When many versions of a file are stored in a Git repository, Git stores them in a pack file. This is a single file that contains the complete contents of multiple objects (like file contents, tree structures and commit information) that Git needs to maintain the history of a repository.
For a more aggressive cleanup, you can use:
git gc --aggressive
The --aggressive
option makes git gc
more thorough. It tries to aggressively optimise the repo, which can result in smaller pack files but at the cost of taking more time to execute. It recomputes the delta compression of the pack files, which can potentially find better delta matches and further reduce the size of the pack file. This is more CPU-intensive and can take significantly longer, especially in large repositories. Therefore, this command is intended for occasional maintenance e.g. before making a repository clone available to others, or if repo performance has degraded drastically.

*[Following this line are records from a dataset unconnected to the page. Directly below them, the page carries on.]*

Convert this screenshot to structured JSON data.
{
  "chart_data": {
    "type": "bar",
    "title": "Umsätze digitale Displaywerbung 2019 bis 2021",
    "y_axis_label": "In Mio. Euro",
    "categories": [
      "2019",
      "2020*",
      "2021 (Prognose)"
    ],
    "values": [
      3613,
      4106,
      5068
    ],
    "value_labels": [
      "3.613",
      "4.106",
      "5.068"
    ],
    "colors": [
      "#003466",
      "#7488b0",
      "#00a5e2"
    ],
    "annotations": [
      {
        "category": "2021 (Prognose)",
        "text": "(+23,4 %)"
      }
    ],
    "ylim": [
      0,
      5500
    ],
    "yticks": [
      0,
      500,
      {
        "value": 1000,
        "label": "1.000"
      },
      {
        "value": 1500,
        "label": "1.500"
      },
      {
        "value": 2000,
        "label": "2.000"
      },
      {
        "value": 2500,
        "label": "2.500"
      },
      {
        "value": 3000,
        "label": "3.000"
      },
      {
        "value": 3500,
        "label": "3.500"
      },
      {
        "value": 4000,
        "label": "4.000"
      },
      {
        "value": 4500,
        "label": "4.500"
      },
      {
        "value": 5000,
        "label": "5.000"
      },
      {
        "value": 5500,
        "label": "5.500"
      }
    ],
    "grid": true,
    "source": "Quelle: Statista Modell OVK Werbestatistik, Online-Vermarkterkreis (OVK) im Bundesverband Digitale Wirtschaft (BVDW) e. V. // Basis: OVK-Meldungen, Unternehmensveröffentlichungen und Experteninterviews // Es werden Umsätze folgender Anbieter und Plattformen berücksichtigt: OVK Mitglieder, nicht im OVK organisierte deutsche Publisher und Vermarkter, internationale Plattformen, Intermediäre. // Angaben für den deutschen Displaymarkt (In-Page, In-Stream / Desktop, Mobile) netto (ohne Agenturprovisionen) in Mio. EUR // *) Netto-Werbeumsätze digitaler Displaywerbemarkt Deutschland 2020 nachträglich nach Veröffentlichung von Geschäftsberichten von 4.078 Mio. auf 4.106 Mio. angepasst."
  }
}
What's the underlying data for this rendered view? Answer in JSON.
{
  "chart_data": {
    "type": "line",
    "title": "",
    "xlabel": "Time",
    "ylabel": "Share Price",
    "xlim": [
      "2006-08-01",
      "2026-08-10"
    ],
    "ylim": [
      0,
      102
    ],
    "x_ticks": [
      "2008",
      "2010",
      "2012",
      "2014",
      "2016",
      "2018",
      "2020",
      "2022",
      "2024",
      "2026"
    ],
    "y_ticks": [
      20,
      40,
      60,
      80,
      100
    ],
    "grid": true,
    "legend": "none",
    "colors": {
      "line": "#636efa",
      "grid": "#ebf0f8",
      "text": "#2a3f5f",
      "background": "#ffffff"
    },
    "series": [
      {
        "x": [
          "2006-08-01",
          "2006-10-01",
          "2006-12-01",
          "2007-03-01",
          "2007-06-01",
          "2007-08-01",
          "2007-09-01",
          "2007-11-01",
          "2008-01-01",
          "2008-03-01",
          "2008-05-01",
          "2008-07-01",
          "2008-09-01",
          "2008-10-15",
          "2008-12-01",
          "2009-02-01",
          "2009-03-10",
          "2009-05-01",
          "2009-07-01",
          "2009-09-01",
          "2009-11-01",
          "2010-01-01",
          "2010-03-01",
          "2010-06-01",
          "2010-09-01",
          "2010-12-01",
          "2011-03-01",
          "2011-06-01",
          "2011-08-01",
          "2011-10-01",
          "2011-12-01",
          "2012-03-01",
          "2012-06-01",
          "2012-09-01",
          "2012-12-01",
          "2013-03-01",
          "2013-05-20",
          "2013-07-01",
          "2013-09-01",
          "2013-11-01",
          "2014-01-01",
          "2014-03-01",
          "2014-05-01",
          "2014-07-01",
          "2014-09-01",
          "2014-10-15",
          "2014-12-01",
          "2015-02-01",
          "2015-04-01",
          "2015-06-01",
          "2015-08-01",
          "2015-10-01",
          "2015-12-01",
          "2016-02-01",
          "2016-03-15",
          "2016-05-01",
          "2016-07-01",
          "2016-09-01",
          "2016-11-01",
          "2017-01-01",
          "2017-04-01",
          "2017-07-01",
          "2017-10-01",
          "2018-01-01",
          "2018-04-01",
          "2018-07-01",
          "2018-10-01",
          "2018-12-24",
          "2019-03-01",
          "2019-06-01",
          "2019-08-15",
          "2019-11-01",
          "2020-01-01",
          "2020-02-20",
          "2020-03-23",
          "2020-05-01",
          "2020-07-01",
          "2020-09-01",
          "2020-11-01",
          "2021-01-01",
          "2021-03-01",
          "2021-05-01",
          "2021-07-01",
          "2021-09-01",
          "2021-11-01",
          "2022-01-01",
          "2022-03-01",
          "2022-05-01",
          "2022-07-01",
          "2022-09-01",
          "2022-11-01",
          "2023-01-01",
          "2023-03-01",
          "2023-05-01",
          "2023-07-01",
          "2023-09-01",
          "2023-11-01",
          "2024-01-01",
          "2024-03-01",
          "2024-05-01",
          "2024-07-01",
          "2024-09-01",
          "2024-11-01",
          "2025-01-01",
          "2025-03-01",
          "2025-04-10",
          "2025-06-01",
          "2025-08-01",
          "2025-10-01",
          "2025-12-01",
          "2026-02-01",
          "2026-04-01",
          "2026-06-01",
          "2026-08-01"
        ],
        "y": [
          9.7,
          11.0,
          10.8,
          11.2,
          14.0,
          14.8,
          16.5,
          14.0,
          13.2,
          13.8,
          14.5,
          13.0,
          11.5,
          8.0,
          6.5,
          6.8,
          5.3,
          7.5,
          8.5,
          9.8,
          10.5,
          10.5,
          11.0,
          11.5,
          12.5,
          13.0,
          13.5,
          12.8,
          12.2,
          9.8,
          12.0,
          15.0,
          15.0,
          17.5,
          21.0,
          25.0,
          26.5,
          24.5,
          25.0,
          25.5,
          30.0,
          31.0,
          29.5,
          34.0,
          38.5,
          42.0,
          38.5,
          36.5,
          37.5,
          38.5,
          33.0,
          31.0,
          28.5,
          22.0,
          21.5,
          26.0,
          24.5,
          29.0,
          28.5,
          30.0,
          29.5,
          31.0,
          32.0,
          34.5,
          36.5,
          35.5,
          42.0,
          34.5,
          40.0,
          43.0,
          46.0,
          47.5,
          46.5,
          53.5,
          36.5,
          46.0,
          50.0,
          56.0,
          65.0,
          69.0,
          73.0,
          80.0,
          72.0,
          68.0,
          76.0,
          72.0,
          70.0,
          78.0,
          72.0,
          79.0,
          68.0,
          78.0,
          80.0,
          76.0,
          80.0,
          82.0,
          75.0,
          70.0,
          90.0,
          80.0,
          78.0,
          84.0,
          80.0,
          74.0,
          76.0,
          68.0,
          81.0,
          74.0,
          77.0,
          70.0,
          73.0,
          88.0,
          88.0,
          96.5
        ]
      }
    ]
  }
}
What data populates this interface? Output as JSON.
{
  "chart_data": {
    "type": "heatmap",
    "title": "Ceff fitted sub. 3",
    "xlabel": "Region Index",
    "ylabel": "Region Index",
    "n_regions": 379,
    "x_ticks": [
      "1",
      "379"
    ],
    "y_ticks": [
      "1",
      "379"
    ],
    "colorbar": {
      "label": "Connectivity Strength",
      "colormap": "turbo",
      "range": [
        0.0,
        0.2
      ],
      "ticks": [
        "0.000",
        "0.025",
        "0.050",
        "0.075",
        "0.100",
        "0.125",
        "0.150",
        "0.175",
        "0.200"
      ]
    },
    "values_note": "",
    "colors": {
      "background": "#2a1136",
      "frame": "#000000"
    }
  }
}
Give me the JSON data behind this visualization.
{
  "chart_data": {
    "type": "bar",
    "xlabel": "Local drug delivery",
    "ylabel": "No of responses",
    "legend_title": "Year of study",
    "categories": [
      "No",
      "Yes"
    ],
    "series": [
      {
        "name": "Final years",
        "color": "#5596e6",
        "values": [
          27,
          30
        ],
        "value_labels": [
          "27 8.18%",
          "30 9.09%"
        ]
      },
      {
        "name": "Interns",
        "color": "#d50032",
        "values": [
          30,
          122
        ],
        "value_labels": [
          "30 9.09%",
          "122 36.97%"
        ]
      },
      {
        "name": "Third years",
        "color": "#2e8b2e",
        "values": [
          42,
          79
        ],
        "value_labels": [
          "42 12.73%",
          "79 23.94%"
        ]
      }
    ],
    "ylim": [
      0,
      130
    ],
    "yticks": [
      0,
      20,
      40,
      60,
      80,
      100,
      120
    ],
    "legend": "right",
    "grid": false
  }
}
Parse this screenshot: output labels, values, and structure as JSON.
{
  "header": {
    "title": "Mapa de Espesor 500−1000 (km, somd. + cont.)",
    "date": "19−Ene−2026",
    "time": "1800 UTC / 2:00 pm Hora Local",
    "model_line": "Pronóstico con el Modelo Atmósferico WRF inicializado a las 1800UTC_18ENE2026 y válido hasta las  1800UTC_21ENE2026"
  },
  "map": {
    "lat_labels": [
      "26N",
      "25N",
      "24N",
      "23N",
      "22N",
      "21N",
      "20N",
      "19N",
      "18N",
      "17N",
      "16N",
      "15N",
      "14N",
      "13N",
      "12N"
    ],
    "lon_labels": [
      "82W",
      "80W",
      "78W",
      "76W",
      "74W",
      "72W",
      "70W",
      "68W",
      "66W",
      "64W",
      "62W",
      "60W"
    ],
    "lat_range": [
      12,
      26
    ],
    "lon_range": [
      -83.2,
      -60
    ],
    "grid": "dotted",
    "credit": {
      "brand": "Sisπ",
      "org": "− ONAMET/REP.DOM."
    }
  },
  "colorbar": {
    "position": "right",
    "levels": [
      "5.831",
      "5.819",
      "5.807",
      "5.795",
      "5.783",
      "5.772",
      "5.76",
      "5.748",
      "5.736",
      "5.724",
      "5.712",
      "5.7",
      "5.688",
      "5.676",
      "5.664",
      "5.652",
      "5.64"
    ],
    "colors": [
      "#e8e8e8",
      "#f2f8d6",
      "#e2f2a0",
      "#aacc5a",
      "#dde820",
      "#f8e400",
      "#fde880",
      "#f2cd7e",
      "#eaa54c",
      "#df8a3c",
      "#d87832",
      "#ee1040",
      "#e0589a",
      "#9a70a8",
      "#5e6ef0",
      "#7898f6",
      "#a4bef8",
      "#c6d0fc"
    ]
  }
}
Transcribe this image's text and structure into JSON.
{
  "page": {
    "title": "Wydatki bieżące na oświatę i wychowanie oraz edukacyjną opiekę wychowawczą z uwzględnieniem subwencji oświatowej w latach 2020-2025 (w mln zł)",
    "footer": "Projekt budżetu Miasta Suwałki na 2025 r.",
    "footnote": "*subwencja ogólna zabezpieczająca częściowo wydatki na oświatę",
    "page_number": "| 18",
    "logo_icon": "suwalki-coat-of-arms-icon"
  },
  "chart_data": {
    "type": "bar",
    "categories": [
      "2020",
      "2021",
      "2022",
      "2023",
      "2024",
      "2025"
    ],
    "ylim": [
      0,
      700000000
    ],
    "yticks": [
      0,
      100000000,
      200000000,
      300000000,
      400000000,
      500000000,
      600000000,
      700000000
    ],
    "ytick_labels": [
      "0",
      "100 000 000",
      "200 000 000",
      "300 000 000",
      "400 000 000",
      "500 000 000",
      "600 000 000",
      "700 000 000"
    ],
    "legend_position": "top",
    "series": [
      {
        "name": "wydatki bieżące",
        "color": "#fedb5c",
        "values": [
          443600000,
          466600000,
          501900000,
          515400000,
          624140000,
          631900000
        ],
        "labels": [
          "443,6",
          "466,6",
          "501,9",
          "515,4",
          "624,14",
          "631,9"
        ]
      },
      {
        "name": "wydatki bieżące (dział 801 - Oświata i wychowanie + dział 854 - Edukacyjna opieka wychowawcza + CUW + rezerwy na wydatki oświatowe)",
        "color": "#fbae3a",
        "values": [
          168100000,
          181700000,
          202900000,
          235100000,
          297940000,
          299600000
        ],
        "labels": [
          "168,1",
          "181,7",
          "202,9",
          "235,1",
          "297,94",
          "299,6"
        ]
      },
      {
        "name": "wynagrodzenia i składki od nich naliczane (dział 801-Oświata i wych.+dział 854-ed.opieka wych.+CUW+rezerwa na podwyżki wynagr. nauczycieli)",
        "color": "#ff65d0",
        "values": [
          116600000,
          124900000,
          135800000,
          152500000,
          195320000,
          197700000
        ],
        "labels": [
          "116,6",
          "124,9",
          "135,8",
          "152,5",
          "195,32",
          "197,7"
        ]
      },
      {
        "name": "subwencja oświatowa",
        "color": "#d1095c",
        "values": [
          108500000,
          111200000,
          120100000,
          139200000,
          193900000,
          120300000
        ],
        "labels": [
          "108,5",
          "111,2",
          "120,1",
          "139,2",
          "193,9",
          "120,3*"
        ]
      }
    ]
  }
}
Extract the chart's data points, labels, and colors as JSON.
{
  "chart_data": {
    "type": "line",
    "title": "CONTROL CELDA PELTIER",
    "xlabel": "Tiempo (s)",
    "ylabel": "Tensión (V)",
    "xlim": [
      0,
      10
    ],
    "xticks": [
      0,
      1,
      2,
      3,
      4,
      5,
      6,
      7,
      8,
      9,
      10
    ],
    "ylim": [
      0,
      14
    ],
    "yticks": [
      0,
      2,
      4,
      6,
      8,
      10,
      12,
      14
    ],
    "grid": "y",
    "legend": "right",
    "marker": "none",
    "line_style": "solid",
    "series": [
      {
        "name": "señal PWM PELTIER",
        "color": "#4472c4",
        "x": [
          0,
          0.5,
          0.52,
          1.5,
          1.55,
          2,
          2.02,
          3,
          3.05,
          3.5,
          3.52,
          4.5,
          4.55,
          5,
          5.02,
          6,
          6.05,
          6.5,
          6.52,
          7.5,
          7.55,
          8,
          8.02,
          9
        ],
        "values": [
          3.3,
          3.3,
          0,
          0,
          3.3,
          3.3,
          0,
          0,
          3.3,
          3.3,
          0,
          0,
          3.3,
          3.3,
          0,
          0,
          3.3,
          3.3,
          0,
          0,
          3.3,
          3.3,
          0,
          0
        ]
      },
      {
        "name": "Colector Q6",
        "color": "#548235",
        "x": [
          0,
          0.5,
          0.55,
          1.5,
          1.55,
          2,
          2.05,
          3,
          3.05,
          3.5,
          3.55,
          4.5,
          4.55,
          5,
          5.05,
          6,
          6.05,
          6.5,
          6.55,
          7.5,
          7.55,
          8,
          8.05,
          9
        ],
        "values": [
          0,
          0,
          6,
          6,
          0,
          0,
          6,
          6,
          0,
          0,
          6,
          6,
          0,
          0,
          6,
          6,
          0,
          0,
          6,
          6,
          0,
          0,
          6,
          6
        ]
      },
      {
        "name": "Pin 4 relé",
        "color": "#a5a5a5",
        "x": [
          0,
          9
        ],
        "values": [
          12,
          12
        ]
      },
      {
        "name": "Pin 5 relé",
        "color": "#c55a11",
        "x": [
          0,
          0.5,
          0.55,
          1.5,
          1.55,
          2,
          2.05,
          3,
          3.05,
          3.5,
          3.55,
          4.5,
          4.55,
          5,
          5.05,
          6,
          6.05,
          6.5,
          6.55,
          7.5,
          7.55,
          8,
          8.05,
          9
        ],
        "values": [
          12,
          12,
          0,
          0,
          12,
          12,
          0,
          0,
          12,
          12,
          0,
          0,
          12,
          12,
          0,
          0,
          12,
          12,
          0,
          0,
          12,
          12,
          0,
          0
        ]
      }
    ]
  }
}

Delta compression is a method of reducing the size of pack files. Instead of storing the full content of every version of every file, Git stores the initial version of the file (known as a base) and then only the changes made in subsequent versions. These changes are the “deltas”. When Git needs to reconstruct a particular version of a file it starts with the base and then applies each delta in sequence until it reaches the desired version.